Bundesbank president labels Trump Comments “More Than Absurd”
In comments to a prominent German magazine yesterday, Bundesbank President Jens Weidmann blamed the United States domestic economic policy for the strength of the dollar.
Reuters reported that
the thesis that foreign currency manipulations are to blame for the current strong U.S. dollar is not borne out by facts.
This is bound to be countered by President Trump but the facts do peak for themselves.
Where we are in the global economic cycle, a strong dollar is only to be expected, given that America has entered into a rate-hike pattern while most of the rest of the developed world is still finding growth hard to come by. Germany is the exception in the Eurozone, seeing both growth and inflation starting to pick up, just as they are in the U.K.
Germany is faced with a conundrum. Having to support the European Central Bank in its policies to create growth and price stability in the Eurozone as a whole, it faces inflation at home with few policy options to counter it.
This is the issue with “one size fits all!”
Japan also feels the need to Justify Policy.
Deputy Governor of the Bank of Japan, Hiroshi Nakaso commented yesterday that Japan still needs massive monetary support to stave off deflation in the world's third largest economy.

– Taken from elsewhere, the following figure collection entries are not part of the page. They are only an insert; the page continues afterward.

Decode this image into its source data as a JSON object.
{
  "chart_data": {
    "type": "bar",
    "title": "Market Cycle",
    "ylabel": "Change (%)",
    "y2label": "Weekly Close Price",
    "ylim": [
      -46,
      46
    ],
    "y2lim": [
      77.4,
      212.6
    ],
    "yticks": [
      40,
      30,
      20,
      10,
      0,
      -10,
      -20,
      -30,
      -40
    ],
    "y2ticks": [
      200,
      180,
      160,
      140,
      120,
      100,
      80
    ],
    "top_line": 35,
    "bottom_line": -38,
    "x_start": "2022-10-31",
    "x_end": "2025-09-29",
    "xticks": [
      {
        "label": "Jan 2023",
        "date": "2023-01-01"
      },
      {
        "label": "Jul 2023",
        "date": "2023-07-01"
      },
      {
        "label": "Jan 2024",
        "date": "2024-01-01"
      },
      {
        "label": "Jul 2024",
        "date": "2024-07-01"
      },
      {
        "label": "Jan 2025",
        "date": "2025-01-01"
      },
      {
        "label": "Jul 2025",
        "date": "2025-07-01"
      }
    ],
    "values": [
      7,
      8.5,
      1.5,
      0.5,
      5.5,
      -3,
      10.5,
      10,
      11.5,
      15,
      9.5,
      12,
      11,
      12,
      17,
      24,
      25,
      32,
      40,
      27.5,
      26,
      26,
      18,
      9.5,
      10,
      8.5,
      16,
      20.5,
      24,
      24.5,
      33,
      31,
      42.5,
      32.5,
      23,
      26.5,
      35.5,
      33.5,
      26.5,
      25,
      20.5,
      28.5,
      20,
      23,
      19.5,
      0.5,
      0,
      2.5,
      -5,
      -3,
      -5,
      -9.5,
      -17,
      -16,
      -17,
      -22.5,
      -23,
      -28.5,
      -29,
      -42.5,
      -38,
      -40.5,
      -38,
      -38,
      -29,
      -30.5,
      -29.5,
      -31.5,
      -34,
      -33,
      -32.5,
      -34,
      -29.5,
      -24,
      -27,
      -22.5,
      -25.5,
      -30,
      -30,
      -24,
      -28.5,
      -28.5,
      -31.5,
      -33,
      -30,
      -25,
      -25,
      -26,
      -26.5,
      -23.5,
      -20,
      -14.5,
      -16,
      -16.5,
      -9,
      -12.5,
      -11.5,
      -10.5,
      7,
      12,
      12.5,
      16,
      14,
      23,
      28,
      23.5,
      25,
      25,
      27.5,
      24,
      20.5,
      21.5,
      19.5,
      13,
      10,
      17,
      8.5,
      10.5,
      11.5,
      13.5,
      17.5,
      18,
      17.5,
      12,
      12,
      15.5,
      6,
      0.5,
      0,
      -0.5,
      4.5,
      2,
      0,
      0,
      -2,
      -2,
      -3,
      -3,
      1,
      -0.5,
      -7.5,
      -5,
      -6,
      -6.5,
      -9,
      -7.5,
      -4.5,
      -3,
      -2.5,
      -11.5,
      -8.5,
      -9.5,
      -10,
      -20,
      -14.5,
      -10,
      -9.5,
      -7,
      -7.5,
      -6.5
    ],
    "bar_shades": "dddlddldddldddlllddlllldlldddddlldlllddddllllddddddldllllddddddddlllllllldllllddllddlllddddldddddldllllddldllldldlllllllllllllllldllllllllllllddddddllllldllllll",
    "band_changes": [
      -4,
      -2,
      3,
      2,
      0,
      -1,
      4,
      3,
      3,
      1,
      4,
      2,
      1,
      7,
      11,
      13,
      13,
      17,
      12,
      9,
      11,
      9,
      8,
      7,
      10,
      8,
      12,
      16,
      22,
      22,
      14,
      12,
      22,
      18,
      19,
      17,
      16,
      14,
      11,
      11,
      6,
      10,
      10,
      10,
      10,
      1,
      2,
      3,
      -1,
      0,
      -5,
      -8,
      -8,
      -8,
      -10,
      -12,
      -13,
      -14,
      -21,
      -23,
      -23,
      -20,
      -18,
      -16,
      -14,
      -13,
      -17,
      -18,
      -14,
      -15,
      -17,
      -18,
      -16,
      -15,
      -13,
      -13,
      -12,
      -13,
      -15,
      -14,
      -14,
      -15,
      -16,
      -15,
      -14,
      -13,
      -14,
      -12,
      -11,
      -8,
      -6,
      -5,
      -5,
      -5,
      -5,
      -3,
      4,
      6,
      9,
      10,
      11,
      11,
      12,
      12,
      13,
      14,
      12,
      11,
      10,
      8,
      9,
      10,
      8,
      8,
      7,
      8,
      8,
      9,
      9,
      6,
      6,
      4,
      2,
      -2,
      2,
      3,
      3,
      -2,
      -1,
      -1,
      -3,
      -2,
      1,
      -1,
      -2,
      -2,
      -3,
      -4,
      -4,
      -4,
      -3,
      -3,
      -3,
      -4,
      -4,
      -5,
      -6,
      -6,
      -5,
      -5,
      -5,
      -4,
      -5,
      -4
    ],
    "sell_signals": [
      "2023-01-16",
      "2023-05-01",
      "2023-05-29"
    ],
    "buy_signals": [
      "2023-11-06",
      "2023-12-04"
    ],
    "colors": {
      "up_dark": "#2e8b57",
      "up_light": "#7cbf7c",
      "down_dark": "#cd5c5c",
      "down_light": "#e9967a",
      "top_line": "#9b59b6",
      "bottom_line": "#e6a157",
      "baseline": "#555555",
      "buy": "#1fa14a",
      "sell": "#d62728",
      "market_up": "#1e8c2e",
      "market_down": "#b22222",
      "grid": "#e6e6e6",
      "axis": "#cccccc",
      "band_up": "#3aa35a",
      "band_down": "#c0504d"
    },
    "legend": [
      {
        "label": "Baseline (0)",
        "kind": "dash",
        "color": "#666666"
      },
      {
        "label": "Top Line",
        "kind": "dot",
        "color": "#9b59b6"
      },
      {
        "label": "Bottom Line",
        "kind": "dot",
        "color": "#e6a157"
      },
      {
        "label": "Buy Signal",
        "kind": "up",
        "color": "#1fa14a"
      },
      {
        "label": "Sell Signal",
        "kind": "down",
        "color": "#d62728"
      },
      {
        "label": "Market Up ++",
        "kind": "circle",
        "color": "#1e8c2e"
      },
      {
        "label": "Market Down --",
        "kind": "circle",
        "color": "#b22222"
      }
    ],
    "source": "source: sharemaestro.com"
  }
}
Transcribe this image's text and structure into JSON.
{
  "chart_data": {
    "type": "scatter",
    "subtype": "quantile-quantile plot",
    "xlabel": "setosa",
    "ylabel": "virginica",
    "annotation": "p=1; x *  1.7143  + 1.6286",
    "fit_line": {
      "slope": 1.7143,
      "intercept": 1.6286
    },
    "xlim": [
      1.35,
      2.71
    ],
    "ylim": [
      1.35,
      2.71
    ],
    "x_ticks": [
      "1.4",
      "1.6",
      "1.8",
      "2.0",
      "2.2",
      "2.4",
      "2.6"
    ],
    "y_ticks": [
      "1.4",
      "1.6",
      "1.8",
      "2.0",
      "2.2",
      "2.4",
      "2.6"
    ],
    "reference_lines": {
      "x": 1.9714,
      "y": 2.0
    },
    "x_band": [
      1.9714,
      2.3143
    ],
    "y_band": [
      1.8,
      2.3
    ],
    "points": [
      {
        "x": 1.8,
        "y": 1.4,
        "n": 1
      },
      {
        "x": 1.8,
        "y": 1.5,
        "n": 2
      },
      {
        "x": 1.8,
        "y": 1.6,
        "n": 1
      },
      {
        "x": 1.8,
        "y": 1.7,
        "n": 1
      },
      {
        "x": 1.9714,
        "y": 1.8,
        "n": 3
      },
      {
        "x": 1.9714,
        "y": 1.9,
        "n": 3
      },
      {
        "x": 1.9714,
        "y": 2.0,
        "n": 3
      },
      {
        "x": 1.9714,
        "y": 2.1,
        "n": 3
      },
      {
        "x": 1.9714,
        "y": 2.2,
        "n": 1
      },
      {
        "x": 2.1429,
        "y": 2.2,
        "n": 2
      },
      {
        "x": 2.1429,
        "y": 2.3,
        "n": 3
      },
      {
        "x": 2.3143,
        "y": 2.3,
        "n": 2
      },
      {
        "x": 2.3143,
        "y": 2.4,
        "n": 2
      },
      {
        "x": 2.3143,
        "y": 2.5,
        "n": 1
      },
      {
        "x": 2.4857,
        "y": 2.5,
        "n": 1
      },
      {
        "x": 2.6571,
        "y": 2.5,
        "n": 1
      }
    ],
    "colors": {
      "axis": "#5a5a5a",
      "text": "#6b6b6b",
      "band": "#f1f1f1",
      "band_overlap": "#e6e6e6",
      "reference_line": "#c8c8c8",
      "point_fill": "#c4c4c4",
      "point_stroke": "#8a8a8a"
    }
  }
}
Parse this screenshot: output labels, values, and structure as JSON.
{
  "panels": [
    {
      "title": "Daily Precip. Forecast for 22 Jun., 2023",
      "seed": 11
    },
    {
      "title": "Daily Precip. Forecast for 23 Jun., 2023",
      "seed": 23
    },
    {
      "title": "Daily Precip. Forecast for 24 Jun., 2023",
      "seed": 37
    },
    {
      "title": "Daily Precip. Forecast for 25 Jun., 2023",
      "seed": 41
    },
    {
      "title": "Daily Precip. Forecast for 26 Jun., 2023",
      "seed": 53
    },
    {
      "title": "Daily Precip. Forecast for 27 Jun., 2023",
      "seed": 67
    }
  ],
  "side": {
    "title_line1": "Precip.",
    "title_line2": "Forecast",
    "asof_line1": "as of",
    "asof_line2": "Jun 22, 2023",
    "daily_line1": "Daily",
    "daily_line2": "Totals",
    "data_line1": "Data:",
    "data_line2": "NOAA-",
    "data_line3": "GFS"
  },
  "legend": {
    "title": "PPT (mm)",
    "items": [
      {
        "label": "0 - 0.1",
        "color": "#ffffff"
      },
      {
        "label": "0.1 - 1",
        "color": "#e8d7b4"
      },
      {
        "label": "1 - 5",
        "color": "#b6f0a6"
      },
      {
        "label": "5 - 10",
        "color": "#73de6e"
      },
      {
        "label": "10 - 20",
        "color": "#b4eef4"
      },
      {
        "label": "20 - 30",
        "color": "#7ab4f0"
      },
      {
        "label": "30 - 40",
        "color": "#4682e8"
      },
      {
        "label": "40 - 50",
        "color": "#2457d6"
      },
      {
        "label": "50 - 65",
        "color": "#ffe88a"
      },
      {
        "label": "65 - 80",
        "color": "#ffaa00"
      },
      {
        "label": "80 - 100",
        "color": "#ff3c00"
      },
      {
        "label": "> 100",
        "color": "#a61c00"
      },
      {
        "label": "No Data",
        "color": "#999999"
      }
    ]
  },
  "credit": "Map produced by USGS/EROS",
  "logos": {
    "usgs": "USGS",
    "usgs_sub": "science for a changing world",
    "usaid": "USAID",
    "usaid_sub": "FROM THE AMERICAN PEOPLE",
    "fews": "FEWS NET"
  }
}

He said that the G20 understands that Japan's policies are not aimed at currency manipulation but economic stability in a clear attack on President Trump's comments last week.
Japan is taking a global view on its currency responsibilities referring to the G20 rather than its largest trading partner.
Trump meets Japanese Prime Minister Shinzo Abe tomorrow for a two day summit. Given the relationship between the two countries, the strategic importance of Japan to America in the Pacific may just outweigh any rhetoric on currency manipulation.
U.K. concern of inflation splits MPC
The murmurings regarding inflation and growth prospects that were heard at the Monetary Policy Committee meeting last week are starting to get just a little louder.
MPC Member Kristin Forbes commented that last year's rate cut may need to be reversed sooner rather than later as inflation pick up and growth remains solid.
This is at odds the BoE Governor Mark Carney’s view that the U.K. is facing uncertainty over Brexit and stimulus needs to remain in place, despite inflationary concerns, for the foreseeable future.
The next MPC meeting is on 16th March. It is likely that even if the vote remains at 9-0, concerns over inflation will be voiced more stridently.
There is also concern about the political upheaval should there be another independence referendum announced in Scotland.
A further referendum would be in keeping with current political practice where if a vote takes place which isn’t unanimous, there are either mass protests or another vote is called for until the radicals (those in the minority with the loudest voices) get their way.